I see this all the time. IT departments that lock down security to the extent that people can't access data from the road. Or disable key features of applications because they don't want to support them. Or nix the idea of iPads for the sales group, even though the sales group would be much more productive with them, because iPads aren't supported internally. When I see a company controlled by powerful IT guys I see a company with a lousy corporate culture. I see a company where senior management are hamstringing their IT people who must then hamstring users.

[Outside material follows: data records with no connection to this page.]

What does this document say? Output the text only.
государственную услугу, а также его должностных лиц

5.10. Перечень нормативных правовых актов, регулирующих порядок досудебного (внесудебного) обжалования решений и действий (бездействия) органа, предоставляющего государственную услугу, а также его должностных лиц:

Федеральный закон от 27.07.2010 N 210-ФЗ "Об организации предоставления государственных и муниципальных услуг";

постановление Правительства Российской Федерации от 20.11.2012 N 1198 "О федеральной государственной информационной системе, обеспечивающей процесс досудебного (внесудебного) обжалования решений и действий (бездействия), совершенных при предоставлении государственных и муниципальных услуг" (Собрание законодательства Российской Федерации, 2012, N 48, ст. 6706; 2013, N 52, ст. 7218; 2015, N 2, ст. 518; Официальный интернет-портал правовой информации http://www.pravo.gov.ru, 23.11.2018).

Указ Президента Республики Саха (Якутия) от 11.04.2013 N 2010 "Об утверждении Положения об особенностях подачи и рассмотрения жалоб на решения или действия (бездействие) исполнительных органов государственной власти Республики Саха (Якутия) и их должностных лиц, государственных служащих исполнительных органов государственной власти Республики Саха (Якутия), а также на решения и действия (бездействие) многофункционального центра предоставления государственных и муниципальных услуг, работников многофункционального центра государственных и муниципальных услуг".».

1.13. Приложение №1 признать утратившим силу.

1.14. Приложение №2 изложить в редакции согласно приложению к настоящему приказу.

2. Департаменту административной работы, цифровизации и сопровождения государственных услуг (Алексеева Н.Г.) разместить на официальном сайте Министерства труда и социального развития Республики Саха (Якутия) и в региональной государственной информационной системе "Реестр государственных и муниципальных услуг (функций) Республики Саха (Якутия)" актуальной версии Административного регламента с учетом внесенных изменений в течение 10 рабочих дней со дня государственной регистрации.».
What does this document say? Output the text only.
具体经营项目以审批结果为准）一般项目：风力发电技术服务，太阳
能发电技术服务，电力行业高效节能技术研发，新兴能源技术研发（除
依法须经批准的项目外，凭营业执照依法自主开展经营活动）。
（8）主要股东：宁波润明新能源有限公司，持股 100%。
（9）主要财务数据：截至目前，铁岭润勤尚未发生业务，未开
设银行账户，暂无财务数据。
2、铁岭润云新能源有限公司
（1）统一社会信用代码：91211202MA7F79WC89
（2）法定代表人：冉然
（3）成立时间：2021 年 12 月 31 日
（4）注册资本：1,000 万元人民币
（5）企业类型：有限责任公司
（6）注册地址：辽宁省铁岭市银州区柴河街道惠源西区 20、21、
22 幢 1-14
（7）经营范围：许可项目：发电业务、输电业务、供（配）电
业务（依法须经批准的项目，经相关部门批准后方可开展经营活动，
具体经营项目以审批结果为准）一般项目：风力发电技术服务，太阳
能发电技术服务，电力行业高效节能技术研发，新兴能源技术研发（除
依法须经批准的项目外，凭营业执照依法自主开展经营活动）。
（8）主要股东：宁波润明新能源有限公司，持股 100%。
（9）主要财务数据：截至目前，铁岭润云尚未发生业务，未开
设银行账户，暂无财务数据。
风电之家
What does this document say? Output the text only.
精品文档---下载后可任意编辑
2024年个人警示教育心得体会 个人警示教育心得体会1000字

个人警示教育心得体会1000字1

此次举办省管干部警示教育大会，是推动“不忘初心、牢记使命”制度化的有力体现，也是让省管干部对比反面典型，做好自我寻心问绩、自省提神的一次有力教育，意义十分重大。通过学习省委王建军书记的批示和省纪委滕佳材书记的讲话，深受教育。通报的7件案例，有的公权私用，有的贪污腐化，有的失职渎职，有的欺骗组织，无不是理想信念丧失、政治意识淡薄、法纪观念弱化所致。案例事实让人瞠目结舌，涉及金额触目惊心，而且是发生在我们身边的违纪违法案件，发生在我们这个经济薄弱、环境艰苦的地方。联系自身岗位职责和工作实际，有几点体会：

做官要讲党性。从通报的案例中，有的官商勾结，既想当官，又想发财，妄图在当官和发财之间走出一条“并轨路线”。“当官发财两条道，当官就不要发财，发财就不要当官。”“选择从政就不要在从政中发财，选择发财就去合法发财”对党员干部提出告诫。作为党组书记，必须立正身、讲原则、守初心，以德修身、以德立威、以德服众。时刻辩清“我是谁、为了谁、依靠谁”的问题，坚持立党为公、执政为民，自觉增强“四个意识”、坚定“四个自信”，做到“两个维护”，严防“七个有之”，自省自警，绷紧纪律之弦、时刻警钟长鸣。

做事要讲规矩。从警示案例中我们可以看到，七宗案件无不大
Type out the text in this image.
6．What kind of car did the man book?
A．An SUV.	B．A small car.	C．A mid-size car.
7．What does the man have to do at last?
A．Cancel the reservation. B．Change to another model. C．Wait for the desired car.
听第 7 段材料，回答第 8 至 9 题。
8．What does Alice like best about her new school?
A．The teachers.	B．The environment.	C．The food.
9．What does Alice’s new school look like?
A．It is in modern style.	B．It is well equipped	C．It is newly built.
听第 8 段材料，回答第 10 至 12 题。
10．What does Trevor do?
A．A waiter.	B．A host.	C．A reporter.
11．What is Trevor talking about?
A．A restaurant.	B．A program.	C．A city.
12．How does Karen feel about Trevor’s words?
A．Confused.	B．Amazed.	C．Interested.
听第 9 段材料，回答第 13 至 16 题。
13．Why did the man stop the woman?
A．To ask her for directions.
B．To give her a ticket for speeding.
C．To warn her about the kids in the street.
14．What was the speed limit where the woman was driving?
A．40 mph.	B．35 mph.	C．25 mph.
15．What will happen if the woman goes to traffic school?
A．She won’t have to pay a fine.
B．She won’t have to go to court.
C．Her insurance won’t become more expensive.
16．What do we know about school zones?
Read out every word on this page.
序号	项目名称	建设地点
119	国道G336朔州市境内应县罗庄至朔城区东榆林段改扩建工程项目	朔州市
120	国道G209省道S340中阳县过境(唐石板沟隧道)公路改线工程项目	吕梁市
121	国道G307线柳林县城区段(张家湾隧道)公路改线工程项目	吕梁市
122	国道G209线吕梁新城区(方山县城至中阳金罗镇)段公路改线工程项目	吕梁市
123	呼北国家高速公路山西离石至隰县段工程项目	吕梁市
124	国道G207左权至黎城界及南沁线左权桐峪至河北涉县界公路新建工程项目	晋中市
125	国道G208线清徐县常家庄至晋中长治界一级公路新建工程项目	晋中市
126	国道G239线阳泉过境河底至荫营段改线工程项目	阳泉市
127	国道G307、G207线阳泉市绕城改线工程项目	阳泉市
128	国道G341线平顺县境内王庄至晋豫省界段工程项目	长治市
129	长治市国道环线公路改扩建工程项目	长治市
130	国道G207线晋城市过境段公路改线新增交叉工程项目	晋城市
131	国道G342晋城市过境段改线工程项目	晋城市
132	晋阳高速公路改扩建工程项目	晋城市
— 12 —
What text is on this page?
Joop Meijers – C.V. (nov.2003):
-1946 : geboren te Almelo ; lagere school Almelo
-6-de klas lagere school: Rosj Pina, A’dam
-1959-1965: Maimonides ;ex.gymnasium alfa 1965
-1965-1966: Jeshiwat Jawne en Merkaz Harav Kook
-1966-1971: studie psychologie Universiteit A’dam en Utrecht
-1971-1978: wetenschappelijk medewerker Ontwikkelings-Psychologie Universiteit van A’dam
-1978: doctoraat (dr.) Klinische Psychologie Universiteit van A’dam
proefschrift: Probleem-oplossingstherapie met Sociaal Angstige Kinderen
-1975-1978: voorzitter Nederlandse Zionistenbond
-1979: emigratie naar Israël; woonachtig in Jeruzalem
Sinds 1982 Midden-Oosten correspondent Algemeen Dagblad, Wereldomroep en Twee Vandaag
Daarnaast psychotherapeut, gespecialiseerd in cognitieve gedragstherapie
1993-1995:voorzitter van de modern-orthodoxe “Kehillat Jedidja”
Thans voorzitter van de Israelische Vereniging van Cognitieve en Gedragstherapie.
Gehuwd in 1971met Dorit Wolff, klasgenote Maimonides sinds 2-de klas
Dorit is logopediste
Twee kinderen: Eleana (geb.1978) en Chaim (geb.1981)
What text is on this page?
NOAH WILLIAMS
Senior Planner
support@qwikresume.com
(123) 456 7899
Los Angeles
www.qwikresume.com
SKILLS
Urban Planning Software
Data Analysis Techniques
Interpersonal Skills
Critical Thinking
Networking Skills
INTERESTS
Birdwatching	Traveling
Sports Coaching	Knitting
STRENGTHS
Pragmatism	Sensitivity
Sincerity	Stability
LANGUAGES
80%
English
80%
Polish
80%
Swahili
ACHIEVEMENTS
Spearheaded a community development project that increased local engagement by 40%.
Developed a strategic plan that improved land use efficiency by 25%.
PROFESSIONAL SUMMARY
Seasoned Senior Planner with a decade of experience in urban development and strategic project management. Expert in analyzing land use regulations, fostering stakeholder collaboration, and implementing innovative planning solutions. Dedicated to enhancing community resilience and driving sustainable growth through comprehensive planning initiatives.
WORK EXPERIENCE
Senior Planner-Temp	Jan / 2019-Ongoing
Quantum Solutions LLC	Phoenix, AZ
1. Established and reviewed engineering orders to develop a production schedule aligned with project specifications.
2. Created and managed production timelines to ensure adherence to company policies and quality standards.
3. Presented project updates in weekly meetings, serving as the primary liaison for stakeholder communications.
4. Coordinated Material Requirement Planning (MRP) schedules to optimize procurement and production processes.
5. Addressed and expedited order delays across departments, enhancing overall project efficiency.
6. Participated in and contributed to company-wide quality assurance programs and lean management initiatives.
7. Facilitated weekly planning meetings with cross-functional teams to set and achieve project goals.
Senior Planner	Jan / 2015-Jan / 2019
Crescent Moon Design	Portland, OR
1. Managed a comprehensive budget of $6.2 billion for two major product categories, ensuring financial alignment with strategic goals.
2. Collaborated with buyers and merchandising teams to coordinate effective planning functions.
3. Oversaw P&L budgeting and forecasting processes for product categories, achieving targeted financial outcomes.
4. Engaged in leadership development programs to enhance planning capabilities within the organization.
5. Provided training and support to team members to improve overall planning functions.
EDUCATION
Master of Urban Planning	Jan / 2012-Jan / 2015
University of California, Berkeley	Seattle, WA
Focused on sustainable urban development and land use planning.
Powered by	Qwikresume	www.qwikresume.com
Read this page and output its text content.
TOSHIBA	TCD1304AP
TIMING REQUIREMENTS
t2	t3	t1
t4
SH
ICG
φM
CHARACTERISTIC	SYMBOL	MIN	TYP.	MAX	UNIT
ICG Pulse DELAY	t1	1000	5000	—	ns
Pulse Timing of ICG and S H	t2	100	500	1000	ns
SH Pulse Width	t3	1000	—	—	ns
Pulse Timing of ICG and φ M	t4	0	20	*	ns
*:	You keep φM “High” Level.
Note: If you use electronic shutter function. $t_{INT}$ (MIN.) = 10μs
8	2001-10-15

My lawyer friend hates his Blackberry. He prefers his iPhone. It's more user-friendly. He's more productive with it. He has to spend time transferring contacts or forwarding messages between his phones. This guy is a lawyer. The most profitable thing he should be doing for his firm is practicing law. Not dealing with technical headaches because the firm's senior partners have limited their IT group to such an extent where they require a BYOD policy that limits him to using just a BlackBerry. It's like a team requiring every baseball player to a 34 ounce bat because management doesn't want to buy bats that are heavier.
Does it cost more money to support multiple devices? Sure it does. But really, what's best for the employees? What will help them do their job better? What will make them most productive? Maybe the extra cost for that additional IT person will result in 10 more billable hours a month for that attorney or five more orders placed this week from that salesperson. Thank goodness my business, and most small businesses, don't have to deal with this. But for larger companies considering a BYOD policy I suggest you consider your organization's culture first.
A BYOD policy isn't good policy. It limits users. It hurts productivity. And it impacts profits. An employee should be allowed to use whatever device that helps him or her do the best job possible. But don't blame the IT guys if it's they don't allow that. The issue goes higher than that.